Computers have become an indispensable part of our daily routine and our lives in general. This is why if there’s one thing we can all agree on, it’s probably that we want our computers to run faster.
How fast our devices run depend largely on their specs and the way we operate them. But in spite of how impressive the specs of our computers are, there’s always a limit to what they can do. And undoubtedly, we’re close to the tail end or the maximum theoretical limit of what silicon-based computers can do. If we want better speeds, we need to develop new technologies.
According to a paper that has recently been published in the journal Nature Photonics, a research team that includes University of Michigan engineers are a step closer towards that direction. The technology is referred to as ‘lightwave electronics’ and it can potentially lead to computers that can operate 100,000 times faster than the traditional computers we have today.

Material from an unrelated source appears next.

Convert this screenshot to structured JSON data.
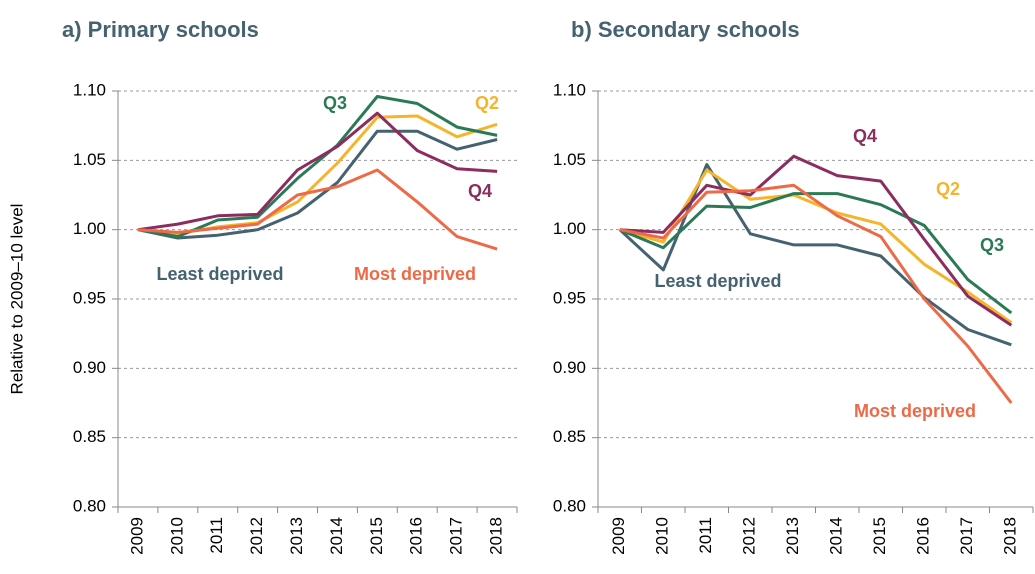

Essentially, it’s the kind of technology that can help bring quantum computers closer to reality.
To be clear, the researchers are not saying that the advent of ‘lightwave electronics’ is already here. But by being able to control electron movement through laser light manipulation, they’ve shown that they have made clear progress towards it.
In traditional computers, electrons moving through a semiconductor sometimes bump into each other, releasing heat energy. In lightwave electronics, electrons can supposedly be guided by ultrafast laser pulses so that their chances of bumping into each other are effectively minimized. Comparing it with a car — driving at high speed makes the driver more prone to crashing. With electrons, moving at high speed make them less likely to hit anything.
This is what the team was able to demonstrate. They used gallium selenide for their semiconductor crystal, then shone laser pulses that lasted for less than 100 femtoseconds (or 100 quadrillionths of a second) into it.
Every time a pulse was emitted, the energy level of electrons increased and they were able to move freely. Then by altering the laser’s orientation relative to the crystal, the team was able to control the direction of the electrons’ movement.
After the electrons came down from their excited state, they emitted light in pulses that were even shorter than the terahertz radiation that went in. It is these femtoseconds-long bursts of light that show where the electrons moved. It is also these pulses that can be used to read and write information from one electron to another. In other words, these femtosecond pulses can potentially be used for quantum computing by using the ‘excited’ electrons as qubits (short for quantum bits). In contrast with regular data bits that can only take the form of 1 or 0, qubits can take the form of 1, 0, or 1 and 0 at the same time through superpositioning.
As Mackillo Kira (one of the researchers) explained in a statement: “This genuine quantum effect could be seen in the femtosecond pulses as new, controllable, oscillation frequencies and directions. This is of course fundamental physics. With the same ideas you might optimize chemical reactions. You might get new ways of storing information or transmitting information securely through quantum cryptography.”